Für das bei den Wittener Tagen für neue Kammermusik aufgeführte Stück „San Teodoro 8“ lief der Entscheidungsprozess jedoch anders, was wiederum mit der jahrzehntelangen Begeisterung Fusseneggers für den italienischen Komponisten Giacinto Scelsi zusammenhängt. Scelsi, ein gebürtiger süditalienischer Graf, galt zu Lebzeiten eher als Enfant terrible in der modernen Musik. Er studierte in den 1930er Jahren bei zwei Schülern von Arnold Schönberg Musik, entwickelte aber erst in den 1950er Jahren, nach einem von Krisen und Auslandsaufenthalten dominierten Leben, seinen eigenen Stil, der von vielen Zeitgenossen jedoch ignoriert oder als dilettantisch abgetan wurde. Erst in den 1980ern begann eine geläuterte Scelsi-Rezeption, die bis heute ungebrochen ist.

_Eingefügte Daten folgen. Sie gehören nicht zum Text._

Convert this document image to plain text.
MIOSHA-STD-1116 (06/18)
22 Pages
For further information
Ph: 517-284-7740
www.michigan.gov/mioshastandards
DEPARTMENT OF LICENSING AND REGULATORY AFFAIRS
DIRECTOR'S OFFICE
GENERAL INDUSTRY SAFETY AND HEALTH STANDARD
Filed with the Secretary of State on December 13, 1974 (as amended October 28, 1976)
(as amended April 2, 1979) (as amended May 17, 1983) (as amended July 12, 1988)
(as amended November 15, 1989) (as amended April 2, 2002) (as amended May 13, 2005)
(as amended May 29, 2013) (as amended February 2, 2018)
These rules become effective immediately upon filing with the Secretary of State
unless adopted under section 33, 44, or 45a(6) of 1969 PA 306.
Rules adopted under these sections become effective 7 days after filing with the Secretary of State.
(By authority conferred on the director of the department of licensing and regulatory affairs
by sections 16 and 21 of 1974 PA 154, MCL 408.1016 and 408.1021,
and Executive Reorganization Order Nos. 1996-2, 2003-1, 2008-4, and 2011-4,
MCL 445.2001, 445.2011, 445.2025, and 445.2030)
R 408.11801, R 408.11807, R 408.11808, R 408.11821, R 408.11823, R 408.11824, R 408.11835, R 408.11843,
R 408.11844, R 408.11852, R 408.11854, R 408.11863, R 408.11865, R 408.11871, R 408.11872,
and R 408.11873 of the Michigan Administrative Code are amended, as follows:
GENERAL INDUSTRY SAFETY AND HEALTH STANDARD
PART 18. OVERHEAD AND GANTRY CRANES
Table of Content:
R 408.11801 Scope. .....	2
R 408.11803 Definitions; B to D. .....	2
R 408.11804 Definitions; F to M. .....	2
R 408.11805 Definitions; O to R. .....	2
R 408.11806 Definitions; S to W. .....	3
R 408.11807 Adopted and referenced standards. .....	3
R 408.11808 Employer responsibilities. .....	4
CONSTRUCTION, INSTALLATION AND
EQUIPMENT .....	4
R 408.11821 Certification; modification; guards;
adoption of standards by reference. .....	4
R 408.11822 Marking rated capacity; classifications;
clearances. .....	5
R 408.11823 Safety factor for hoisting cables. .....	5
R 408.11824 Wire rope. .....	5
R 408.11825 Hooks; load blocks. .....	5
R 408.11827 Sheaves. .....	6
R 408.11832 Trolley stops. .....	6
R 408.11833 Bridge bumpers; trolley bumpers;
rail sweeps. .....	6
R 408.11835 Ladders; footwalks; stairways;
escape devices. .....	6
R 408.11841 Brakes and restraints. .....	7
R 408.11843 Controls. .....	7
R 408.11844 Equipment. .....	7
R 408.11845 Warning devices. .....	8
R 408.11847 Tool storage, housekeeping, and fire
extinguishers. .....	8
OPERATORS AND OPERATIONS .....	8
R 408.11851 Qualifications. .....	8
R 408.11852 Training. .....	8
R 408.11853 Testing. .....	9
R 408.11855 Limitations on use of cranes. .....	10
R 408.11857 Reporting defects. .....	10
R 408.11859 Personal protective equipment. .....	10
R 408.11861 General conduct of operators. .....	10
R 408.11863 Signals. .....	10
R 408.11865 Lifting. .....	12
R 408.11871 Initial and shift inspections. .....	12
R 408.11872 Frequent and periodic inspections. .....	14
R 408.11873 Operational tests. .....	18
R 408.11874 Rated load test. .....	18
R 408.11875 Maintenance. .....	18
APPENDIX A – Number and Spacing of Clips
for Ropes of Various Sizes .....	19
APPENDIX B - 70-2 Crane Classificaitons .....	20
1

„Scelsi war seiner Zeit im Grunde weit voraus“, erzählt Fussenegger, „denn es gab in den 1950er Jahren nicht im Entferntesten die Möglichkeit, seine Stück niederzuschreiben. Im Bereich der Mikrotonalität gab es nicht das Handwerkszeug. Das finde ich einen tollen und kreativen Ansatz, eine Musik zu kreieren, von der er wusste, dass man die nur mit einem sehr groben Pinsel aufzeichnen/niederschreiben kann.“ Scelsi komponierte seine Stücke, indem er sie auf Band einspielte, teilweise auch durch Verwendung freier Improvisation. Er verwendete dazu eine Ondiola (bzw. Ondioline), eine frühe Keyboardvariante, die man stimmen konnte, womit sich durch überlagerte Tonaufnahmen mikrotonale Effekte erzielen ließen. Diese Bänder ließ er nachträglich durch andere Komponisten in Notenschrift übertragen. „Aber“, so Fussenegger, „ich habe bei meinen Recherchen viele Stücke im Ondiola-Original entdeckt, Stücke, die als Streichquartette oder Ensemblestücke umgesetzt sind, und dabei bemerkt, dass die Transkriptionen teilweise nur Annäherungswerte sind, weil Scelsis Mikrotonalität so raffiniert und fein gestaltet ist.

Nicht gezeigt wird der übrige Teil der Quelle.